Is Thompson Sampling Susceptible to Algorithmic Collusion?
This addresses the problem of unintended collusion in multi-agent systems for researchers and practitioners in game theory and AI, showing it is incremental by analyzing a specific algorithm under certain conditions.
The paper investigates whether Thompson Sampling leads to algorithmic collusion in repeated games with unknown payoffs, finding that under a mild assumption on payoff matrices, it converges to Nash equilibrium, preventing collusion, but collusion can occur when this assumption is not met.

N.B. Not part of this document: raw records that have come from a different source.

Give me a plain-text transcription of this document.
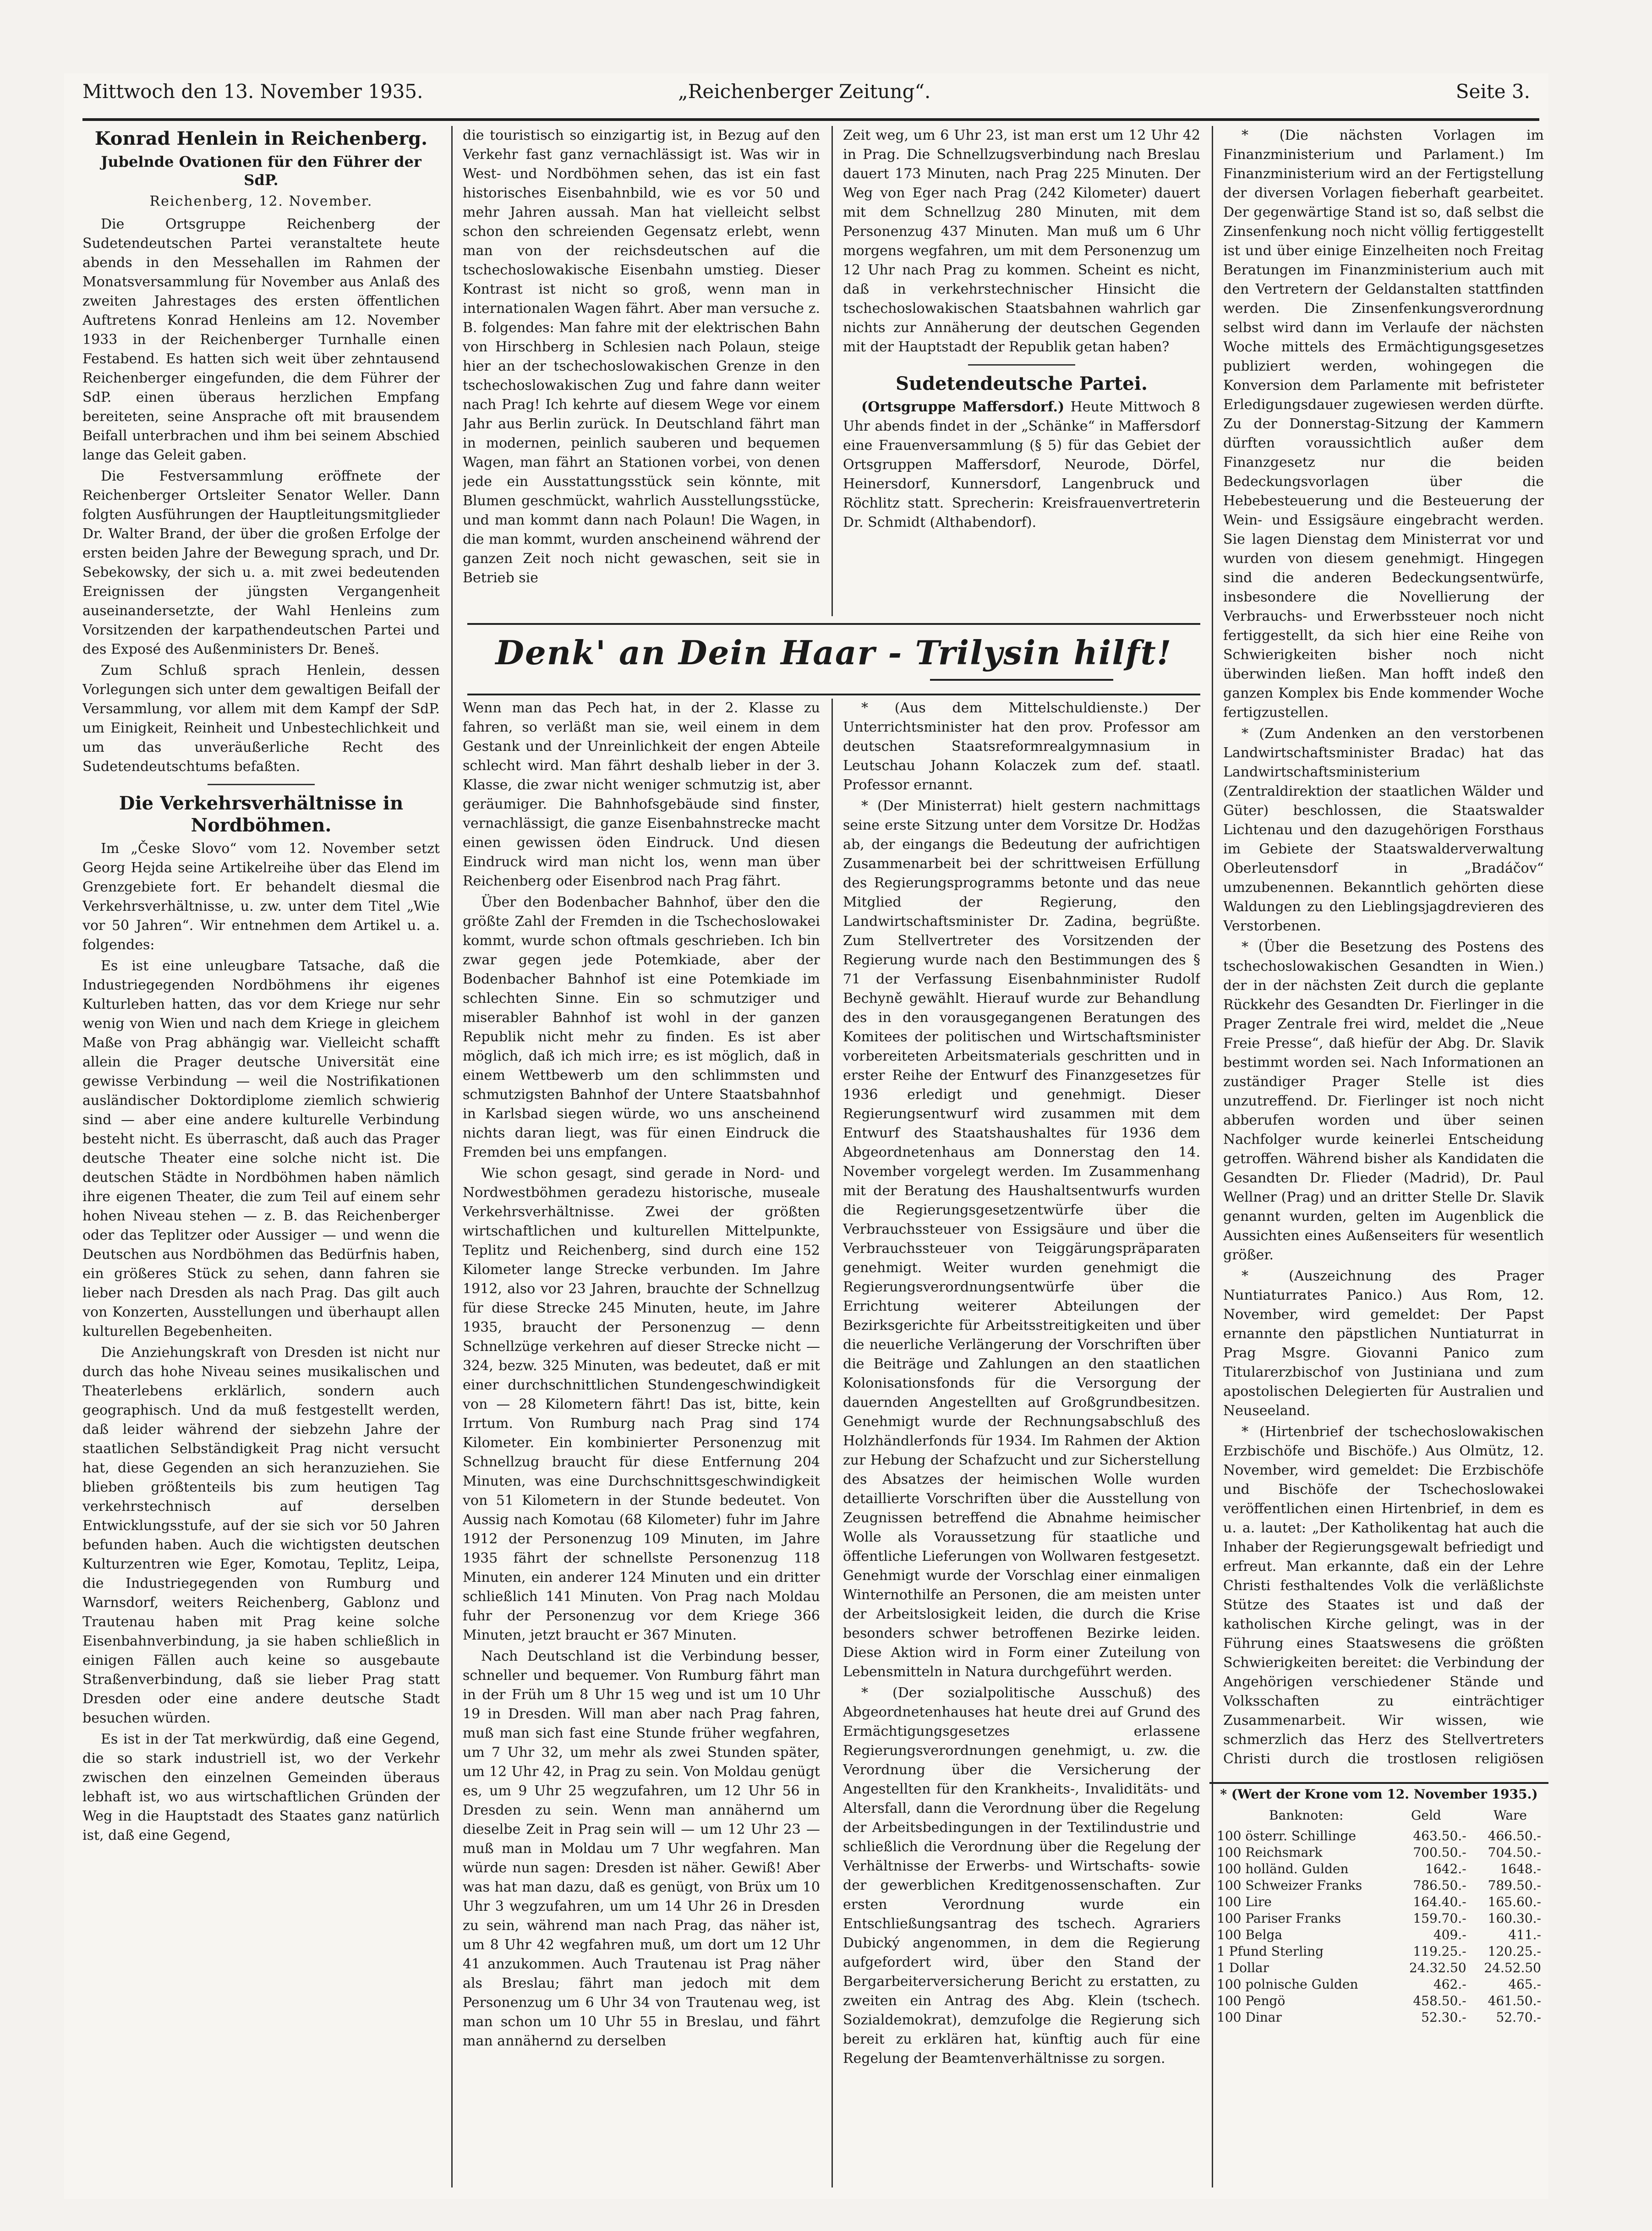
Mittwoch den 13. November 1935.	„Reichenberger Zeitung“.	Seite 3.
Konrad Henlein in Reichenberg.
Jubelnde Ovationen für den Führer der SdP.

Reichenberg, 12. November.

Die Ortsgruppe Reichenberg der Sudetendeutschen Partei veranstaltete heute abends in den Messehallen im Rahmen der Monatsversammlung für November aus Anlaß des zweiten Jahrestages des ersten öffentlichen Auftretens Konrad Henleins am 12. November 1933 in der Reichenberger Turnhalle einen Festabend. Es hatten sich weit über zehntausend Reichenberger eingefunden, die dem Führer der SdP. einen überaus herzlichen Empfang bereiteten, seine Ansprache oft mit brausendem Beifall unterbrachen und ihm bei seinem Abschied lange das Geleit gaben.

Die Festversammlung eröffnete der Reichenberger Ortsleiter Senator Weller. Dann folgten Ausführungen der Hauptleitungsmitglieder Dr. Walter Brand, der über die großen Erfolge der ersten beiden Jahre der Bewegung sprach, und Dr. Sebekowsky, der sich u. a. mit zwei bedeutenden Ereignissen der jüngsten Vergangenheit auseinandersetzte, der Wahl Henleins zum Vorsitzenden der karpathendeutschen Partei und des Exposé des Außenministers Dr. Beneš.

Zum Schluß sprach Henlein, dessen Vorlegungen sich unter dem gewaltigen Beifall der Versammlung, vor allem mit dem Kampf der SdP. um Einigkeit, Reinheit und Unbestechlichkeit und um das unveräußerliche Recht des Sudetendeutschtums befaßten.

Die Verkehrsverhältnisse in Nordböhmen.

Im „Česke Slovo“ vom 12. November setzt Georg Hejda seine Artikelreihe über das Elend im Grenzgebiete fort. Er behandelt diesmal die Verkehrsverhältnisse, u. zw. unter dem Titel „Wie vor 50 Jahren“. Wir entnehmen dem Artikel u. a. folgendes:

Es ist eine unleugbare Tatsache, daß die Industriegegenden Nordböhmens ihr eigenes Kulturleben hatten, das vor dem Kriege nur sehr wenig von Wien und nach dem Kriege in gleichem Maße von Prag abhängig war. Vielleicht schafft allein die Prager deutsche Universität eine gewisse Verbindung — weil die Nostrifikationen ausländischer Doktordiplome ziemlich schwierig sind — aber eine andere kulturelle Verbindung besteht nicht. Es überrascht, daß auch das Prager deutsche Theater eine solche nicht ist. Die deutschen Städte in Nordböhmen haben nämlich ihre eigenen Theater, die zum Teil auf einem sehr hohen Niveau stehen — z. B. das Reichenberger oder das Teplitzer oder Aussiger — und wenn die Deutschen aus Nordböhmen das Bedürfnis haben, ein größeres Stück zu sehen, dann fahren sie lieber nach Dresden als nach Prag. Das gilt auch von Konzerten, Ausstellungen und überhaupt allen kulturellen Begebenheiten.

Die Anziehungskraft von Dresden ist nicht nur durch das hohe Niveau seines musikalischen und Theaterlebens erklärlich, sondern auch geographisch. Und da muß festgestellt werden, daß leider während der siebzehn Jahre der staatlichen Selbständigkeit Prag nicht versucht hat, diese Gegenden an sich heranzuziehen. Sie blieben größtenteils bis zum heutigen Tag verkehrstechnisch auf derselben Entwicklungsstufe, auf der sie sich vor 50 Jahren befunden haben. Auch die wichtigsten deutschen Kulturzentren wie Eger, Komotau, Teplitz, Leipa, die Industriegegenden von Rumburg und Warnsdorf, weiters Reichenberg, Gablonz und Trautenau haben mit Prag keine solche Eisenbahnverbindung, ja sie haben schließlich in einigen Fällen auch keine so ausgebaute Straßenverbindung, daß sie lieber Prag statt Dresden oder eine andere deutsche Stadt besuchen würden.

Es ist in der Tat merkwürdig, daß eine Gegend, die so stark industriell ist, wo der Verkehr zwischen den einzelnen Gemeinden überaus lebhaft ist, wo aus wirtschaftlichen Gründen der Weg in die Hauptstadt des Staates ganz natürlich ist, daß eine Gegend,

die touristisch so einzigartig ist, in Bezug auf den Verkehr fast ganz vernachlässigt ist. Was wir in West- und Nordböhmen sehen, das ist ein fast historisches Eisenbahnbild, wie es vor 50 und mehr Jahren aussah. Man hat vielleicht selbst schon den schreienden Gegensatz erlebt, wenn man von der reichsdeutschen auf die tschechoslowakische Eisenbahn umstieg. Dieser Kontrast ist nicht so groß, wenn man in internationalen Wagen fährt. Aber man versuche z. B. folgendes: Man fahre mit der elektrischen Bahn von Hirschberg in Schlesien nach Polaun, steige hier an der tschechoslowakischen Grenze in den tschechoslowakischen Zug und fahre dann weiter nach Prag! Ich kehrte auf diesem Wege vor einem Jahr aus Berlin zurück. In Deutschland fährt man in modernen, peinlich sauberen und bequemen Wagen, man fährt an Stationen vorbei, von denen jede ein Ausstattungsstück sein könnte, mit Blumen geschmückt, wahrlich Ausstellungsstücke, und man kommt dann nach Polaun! Die Wagen, in die man kommt, wurden anscheinend während der ganzen Zeit noch nicht gewaschen, seit sie in Betrieb sie

Zeit weg, um 6 Uhr 23, ist man erst um 12 Uhr 42 in Prag. Die Schnellzugsverbindung nach Breslau dauert 173 Minuten, nach Prag 225 Minuten. Der Weg von Eger nach Prag (242 Kilometer) dauert mit dem Schnellzug 280 Minuten, mit dem Personenzug 437 Minuten. Man muß um 6 Uhr morgens wegfahren, um mit dem Personenzug um 12 Uhr nach Prag zu kommen. Scheint es nicht, daß in verkehrstechnischer Hinsicht die tschechoslowakischen Staatsbahnen wahrlich gar nichts zur Annäherung der deutschen Gegenden mit der Hauptstadt der Republik getan haben?

Sudetendeutsche Partei.

(Ortsgruppe Maffersdorf.) Heute Mittwoch 8 Uhr abends findet in der „Schänke“ in Maffersdorf eine Frauenversammlung (§ 5) für das Gebiet der Ortsgruppen Maffersdorf, Neurode, Dörfel, Heinersdorf, Kunnersdorf, Langenbruck und Röchlitz statt. Sprecherin: Kreisfrauenvertreterin Dr. Schmidt (Althabendorf).

Denk' an Dein Haar - Trilysin hilft!

Wenn man das Pech hat, in der 2. Klasse zu fahren, so verläßt man sie, weil einem in dem Gestank und der Unreinlichkeit der engen Abteile schlecht wird. Man fährt deshalb lieber in der 3. Klasse, die zwar nicht weniger schmutzig ist, aber geräumiger. Die Bahnhofsgebäude sind finster, vernachlässigt, die ganze Eisenbahnstrecke macht einen gewissen öden Eindruck. Und diesen Eindruck wird man nicht los, wenn man über Reichenberg oder Eisenbrod nach Prag fährt.

Über den Bodenbacher Bahnhof, über den die größte Zahl der Fremden in die Tschechoslowakei kommt, wurde schon oftmals geschrieben. Ich bin zwar gegen jede Potemkiade, aber der Bodenbacher Bahnhof ist eine Potemkiade im schlechten Sinne. Ein so schmutziger und miserabler Bahnhof ist wohl in der ganzen Republik nicht mehr zu finden. Es ist aber möglich, daß ich mich irre; es ist möglich, daß in einem Wettbewerb um den schlimmsten und schmutzigsten Bahnhof der Untere Staatsbahnhof in Karlsbad siegen würde, wo uns anscheinend nichts daran liegt, was für einen Eindruck die Fremden bei uns empfangen.

Wie schon gesagt, sind gerade in Nord- und Nordwestböhmen geradezu historische, museale Verkehrsverhältnisse. Zwei der größten wirtschaftlichen und kulturellen Mittelpunkte, Teplitz und Reichenberg, sind durch eine 152 Kilometer lange Strecke verbunden. Im Jahre 1912, also vor 23 Jahren, brauchte der Schnellzug für diese Strecke 245 Minuten, heute, im Jahre 1935, braucht der Personenzug — denn Schnellzüge verkehren auf dieser Strecke nicht — 324, bezw. 325 Minuten, was bedeutet, daß er mit einer durchschnittlichen Stundengeschwindigkeit von — 28 Kilometern fährt! Das ist, bitte, kein Irrtum. Von Rumburg nach Prag sind 174 Kilometer. Ein kombinierter Personenzug mit Schnellzug braucht für diese Entfernung 204 Minuten, was eine Durchschnittsgeschwindigkeit von 51 Kilometern in der Stunde bedeutet. Von Aussig nach Komotau (68 Kilometer) fuhr im Jahre 1912 der Personenzug 109 Minuten, im Jahre 1935 fährt der schnellste Personenzug 118 Minuten, ein anderer 124 Minuten und ein dritter schließlich 141 Minuten. Von Prag nach Moldau fuhr der Personenzug vor dem Kriege 366 Minuten, jetzt braucht er 367 Minuten.

Nach Deutschland ist die Verbindung besser, schneller und bequemer. Von Rumburg fährt man in der Früh um 8 Uhr 15 weg und ist um 10 Uhr 19 in Dresden. Will man aber nach Prag fahren, muß man sich fast eine Stunde früher wegfahren, um 7 Uhr 32, um mehr als zwei Stunden später, um 12 Uhr 42, in Prag zu sein. Von Moldau genügt es, um 9 Uhr 25 wegzufahren, um 12 Uhr 56 in Dresden zu sein. Wenn man annähernd um dieselbe Zeit in Prag sein will — um 12 Uhr 23 — muß man in Moldau um 7 Uhr wegfahren. Man würde nun sagen: Dresden ist näher. Gewiß! Aber was hat man dazu, daß es genügt, von Brüx um 10 Uhr 3 wegzufahren, um um 14 Uhr 26 in Dresden zu sein, während man nach Prag, das näher ist, um 8 Uhr 42 wegfahren muß, um dort um 12 Uhr 41 anzukommen. Auch Trautenau ist Prag näher als Breslau; fährt man jedoch mit dem Personenzug um 6 Uhr 34 von Trautenau weg, ist man schon um 10 Uhr 55 in Breslau, und fährt man annähernd zu derselben

* (Aus dem Mittelschuldienste.) Der Unterrichtsminister hat den prov. Professor am deutschen Staatsreformrealgymnasium in Leutschau Johann Kolaczek zum def. staatl. Professor ernannt.

* (Der Ministerrat) hielt gestern nachmittags seine erste Sitzung unter dem Vorsitze Dr. Hodžas ab, der eingangs die Bedeutung der aufrichtigen Zusammenarbeit bei der schrittweisen Erfüllung des Regierungsprogramms betonte und das neue Mitglied der Regierung, den Landwirtschaftsminister Dr. Zadina, begrüßte. Zum Stellvertreter des Vorsitzenden der Regierung wurde nach den Bestimmungen des § 71 der Verfassung Eisenbahnminister Rudolf Bechyně gewählt. Hierauf wurde zur Behandlung des in den vorausgegangenen Beratungen des Komitees der politischen und Wirtschaftsminister vorbereiteten Arbeitsmaterials geschritten und in erster Reihe der Entwurf des Finanzgesetzes für 1936 erledigt und genehmigt. Dieser Regierungsentwurf wird zusammen mit dem Entwurf des Staatshaushaltes für 1936 dem Abgeordnetenhaus am Donnerstag den 14. November vorgelegt werden. Im Zusammenhang mit der Beratung des Haushaltsentwurfs wurden die Regierungsgesetzentwürfe über die Verbrauchssteuer von Essigsäure und über die Verbrauchssteuer von Teiggärungspräparaten genehmigt. Weiter wurden genehmigt die Regierungsverordnungsentwürfe über die Errichtung weiterer Abteilungen der Bezirksgerichte für Arbeitsstreitigkeiten und über die neuerliche Verlängerung der Vorschriften über die Beiträge und Zahlungen an den staatlichen Kolonisationsfonds für die Versorgung der dauernden Angestellten auf Großgrundbesitzen. Genehmigt wurde der Rechnungsabschluß des Holzhändlerfonds für 1934. Im Rahmen der Aktion zur Hebung der Schafzucht und zur Sicherstellung des Absatzes der heimischen Wolle wurden detaillierte Vorschriften über die Ausstellung von Zeugnissen betreffend die Abnahme heimischer Wolle als Voraussetzung für staatliche und öffentliche Lieferungen von Wollwaren festgesetzt. Genehmigt wurde der Vorschlag einer einmaligen Winternothilfe an Personen, die am meisten unter der Arbeitslosigkeit leiden, die durch die Krise besonders schwer betroffenen Bezirke leiden. Diese Aktion wird in Form einer Zuteilung von Lebensmitteln in Natura durchgeführt werden.

* (Der sozialpolitische Ausschuß) des Abgeordnetenhauses hat heute drei auf Grund des Ermächtigungsgesetzes erlassene Regierungsverordnungen genehmigt, u. zw. die Verordnung über die Versicherung der Angestellten für den Krankheits-, Invaliditäts- und Altersfall, dann die Verordnung über die Regelung der Arbeitsbedingungen in der Textilindustrie und schließlich die Verordnung über die Regelung der Verhältnisse der Erwerbs- und Wirtschafts- sowie der gewerblichen Kreditgenossenschaften. Zur ersten Verordnung wurde ein Entschließungsantrag des tschech. Agrariers Dubický angenommen, in dem die Regierung aufgefordert wird, über den Stand der Bergarbeiterversicherung Bericht zu erstatten, zu zweiten ein Antrag des Abg. Klein (tschech. Sozialdemokrat), demzufolge die Regierung sich bereit zu erklären hat, künftig auch für eine Regelung der Beamtenverhältnisse zu sorgen.

* (Die nächsten Vorlagen im Finanzministerium und Parlament.) Im Finanzministerium wird an der Fertigstellung der diversen Vorlagen fieberhaft gearbeitet. Der gegenwärtige Stand ist so, daß selbst die Zinsenfenkung noch nicht völlig fertiggestellt ist und über einige Einzelheiten noch Freitag Beratungen im Finanzministerium auch mit den Vertretern der Geldanstalten stattfinden werden. Die Zinsenfenkungsverordnung selbst wird dann im Verlaufe der nächsten Woche mittels des Ermächtigungsgesetzes publiziert werden, wohingegen die Konversion dem Parlamente mit befristeter Erledigungsdauer zugewiesen werden dürfte. Zu der Donnerstag-Sitzung der Kammern dürften voraussichtlich außer dem Finanzgesetz nur die beiden Bedeckungsvorlagen über die Hebebesteuerung und die Besteuerung der Wein- und Essigsäure eingebracht werden. Sie lagen Dienstag dem Ministerrat vor und wurden von diesem genehmigt. Hingegen sind die anderen Bedeckungsentwürfe, insbesondere die Novellierung der Verbrauchs- und Erwerbssteuer noch nicht fertiggestellt, da sich hier eine Reihe von Schwierigkeiten bisher noch nicht überwinden ließen. Man hofft indeß den ganzen Komplex bis Ende kommender Woche fertigzustellen.

* (Zum Andenken an den verstorbenen Landwirtschaftsminister Bradac) hat das Landwirtschaftsministerium (Zentraldirektion der staatlichen Wälder und Güter) beschlossen, die Staatswalder Lichtenau und den dazugehörigen Forsthaus im Gebiete der Staatswalderverwaltung Oberleutensdorf in „Bradáčov“ umzubenennen. Bekanntlich gehörten diese Waldungen zu den Lieblingsjagdrevieren des Verstorbenen.

* (Über die Besetzung des Postens des tschechoslowakischen Gesandten in Wien.) der in der nächsten Zeit durch die geplante Rückkehr des Gesandten Dr. Fierlinger in die Prager Zentrale frei wird, meldet die „Neue Freie Presse“, daß hiefür der Abg. Dr. Slavik bestimmt worden sei. Nach Informationen an zuständiger Prager Stelle ist dies unzutreffend. Dr. Fierlinger ist noch nicht abberufen worden und über seinen Nachfolger wurde keinerlei Entscheidung getroffen. Während bisher als Kandidaten die Gesandten Dr. Flieder (Madrid), Dr. Paul Wellner (Prag) und an dritter Stelle Dr. Slavik genannt wurden, gelten im Augenblick die Aussichten eines Außenseiters für wesentlich größer.

* (Auszeichnung des Prager Nuntiaturrates Panico.) Aus Rom, 12. November, wird gemeldet: Der Papst ernannte den päpstlichen Nuntiaturrat in Prag Msgre. Giovanni Panico zum Titularerzbischof von Justiniana und zum apostolischen Delegierten für Australien und Neuseeland.

* (Hirtenbrief der tschechoslowakischen Erzbischöfe und Bischöfe.) Aus Olmütz, 12. November, wird gemeldet: Die Erzbischöfe und Bischöfe der Tschechoslowakei veröffentlichen einen Hirtenbrief, in dem es u. a. lautet: „Der Katholikentag hat auch die Inhaber der Regierungsgewalt befriedigt und erfreut. Man erkannte, daß ein der Lehre Christi festhaltendes Volk die verläßlichste Stütze des Staates ist und daß der katholischen Kirche gelingt, was in der Führung eines Staatswesens die größten Schwierigkeiten bereitet: die Verbindung der Angehörigen verschiedener Stände und Volksschaften zu einträchtiger Zusammenarbeit. Wir wissen, wie schmerzlich das Herz des Stellvertreters Christi durch die trostlosen religiösen

* (Wert der Krone vom 12. November 1935.)
Banknoten:	Geld	Ware
100 österr. Schillinge	463.50.-	466.50.-
100 Reichsmark	700.50.-	704.50.-
100 holländ. Gulden	1642.-	1648.-
100 Schweizer Franks	786.50.-	789.50.-
100 Lire	164.40.-	165.60.-
100 Pariser Franks	159.70.-	160.30.-
100 Belga	409.-	411.-
1 Pfund Sterling	119.25.-	120.25.-
1 Dollar	24.32.50	24.52.50
100 polnische Gulden	462.-	465.-
100 Pengö	458.50.-	461.50.-
100 Dinar	52.30.-	52.70.-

When two players are engaged in a repeated game with unknown payoff matrices, they may use single-agent multi-armed bandit algorithms to choose the actions independent of each other. We show that when the players use Thompson sampling, the game dynamics converges to the Nash equilibrium under a mild assumption on the payoff matrices. Therefore, algorithmic collusion doesn't arise in this case despite the fact that the players do not intentionally deploy competitive strategies. To prove the convergence result, we find that the framework developed in stochastic approximation doesn't apply, because of the sporadic and infrequent updates of the inferior actions and the lack of Lipschitz continuity. We develop a novel sample-path-wise approach to show the convergence. However, when the payoff matrices do not satisfy the assumption, the game may converge to collusive outcomes.